With their ‘Sounds of the New West’ compilations Uncut has always been the most likely of the major music magazines to cover “our” sort of music. They also publish a series of “Ultimate Music Guides” examining the career of an artist in detail. So far, they have mostly focused on people with the maximum shelf appeal in WH Smiths, Beatles, Dylan, Bowie. But now they are looking further afield and this time it’s the turn of Wilco.
Branded as a 25th anniversary special, based on ‘A.M‘. being released in March 1995, the format follows others in the series with reviews of each album, archive features from Uncut and the archives of other magazines in the group, Vox, Melody Maker and NME, and new pieces. In this case the new writing includes an introduction by Jeff Tweedy himself. No earth-shattering revelations, but it’s always good to hear straight from the source. Reviews of the Uncle Tupelo albums (4 stars all round for the studio records) follow this. An archive article from Uncut on the life and death of the band is interesting about the events that lead to Son Volt and Wilco.
As someone who has only ever been a casual fan the in-depth reviews of each Wilco album are a good way to fill in the blanks. The slightly odd thing about this series is that they star rate each song, meaning you have to stare hard to work out what they think of the overall album. Unsurprisingly ‘Yankee Hotel Foxtrot’ comes out on top, and it looks like my next purchase will be ‘Sukirae’, Tweedy’s album with his son Spencer which gets a glowing appraisal.
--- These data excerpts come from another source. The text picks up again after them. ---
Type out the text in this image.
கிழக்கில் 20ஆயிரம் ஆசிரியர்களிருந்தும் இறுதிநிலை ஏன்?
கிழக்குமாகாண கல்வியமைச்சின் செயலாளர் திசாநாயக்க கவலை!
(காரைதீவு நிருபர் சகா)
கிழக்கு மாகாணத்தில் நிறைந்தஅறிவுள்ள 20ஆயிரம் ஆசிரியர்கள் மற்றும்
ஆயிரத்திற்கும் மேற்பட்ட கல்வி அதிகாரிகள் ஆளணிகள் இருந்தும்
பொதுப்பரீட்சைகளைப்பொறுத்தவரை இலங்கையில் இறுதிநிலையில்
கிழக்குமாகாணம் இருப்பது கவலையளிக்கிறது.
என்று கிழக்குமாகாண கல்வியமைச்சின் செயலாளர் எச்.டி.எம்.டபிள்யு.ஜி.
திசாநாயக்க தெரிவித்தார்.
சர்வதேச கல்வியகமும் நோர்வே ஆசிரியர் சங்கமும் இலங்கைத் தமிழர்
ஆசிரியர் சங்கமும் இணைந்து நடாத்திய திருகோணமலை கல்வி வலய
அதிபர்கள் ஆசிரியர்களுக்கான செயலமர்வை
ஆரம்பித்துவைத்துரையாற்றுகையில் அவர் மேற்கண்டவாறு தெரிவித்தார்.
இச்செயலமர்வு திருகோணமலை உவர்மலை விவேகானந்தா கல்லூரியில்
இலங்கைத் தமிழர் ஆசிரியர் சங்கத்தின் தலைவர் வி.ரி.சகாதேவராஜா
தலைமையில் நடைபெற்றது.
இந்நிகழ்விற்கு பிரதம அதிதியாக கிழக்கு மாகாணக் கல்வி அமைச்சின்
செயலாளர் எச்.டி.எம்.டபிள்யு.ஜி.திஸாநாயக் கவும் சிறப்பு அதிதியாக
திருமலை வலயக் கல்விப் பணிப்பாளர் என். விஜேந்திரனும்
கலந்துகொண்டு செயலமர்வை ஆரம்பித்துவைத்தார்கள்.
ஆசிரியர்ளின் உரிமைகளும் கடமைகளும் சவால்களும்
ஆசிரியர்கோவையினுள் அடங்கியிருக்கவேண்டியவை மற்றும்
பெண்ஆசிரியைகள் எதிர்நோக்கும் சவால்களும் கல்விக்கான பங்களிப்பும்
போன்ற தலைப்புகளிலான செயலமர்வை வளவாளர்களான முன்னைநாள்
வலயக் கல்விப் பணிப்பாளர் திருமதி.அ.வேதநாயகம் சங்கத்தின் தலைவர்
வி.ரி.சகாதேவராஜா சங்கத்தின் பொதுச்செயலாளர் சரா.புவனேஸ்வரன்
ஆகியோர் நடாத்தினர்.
The best article here is an interview made up of questions from fans and other musicians, which does pluck out some fresh nuggets. You might think that filling up a magazine with a dozen interviews and reports on a band might lead to repetition, but Tweedy usually has something interesting to say and the changes in band personnel mean that there is always a new viewpoint. This hasn’t always been the case with other magazines in the series – Van Morrison.
Towards the back of the book the section on collaborations and side projects, confirms my view that the first two Golden Smog albums are great and that Steve Forbert’s ‘Rocking Horse Head’ isn’t. The beauty of this sort of publication is that unless you are a real hardcore fan you will almost certainly discover something new to listen to. The series has also covered The Byrds, Tom Petty, and Dylan and a few other related artists. Wilco are an ideal subject for the Ultimate Music Guide treatment and hopefully it will sell well enough to prompt a deeper dive into Americana.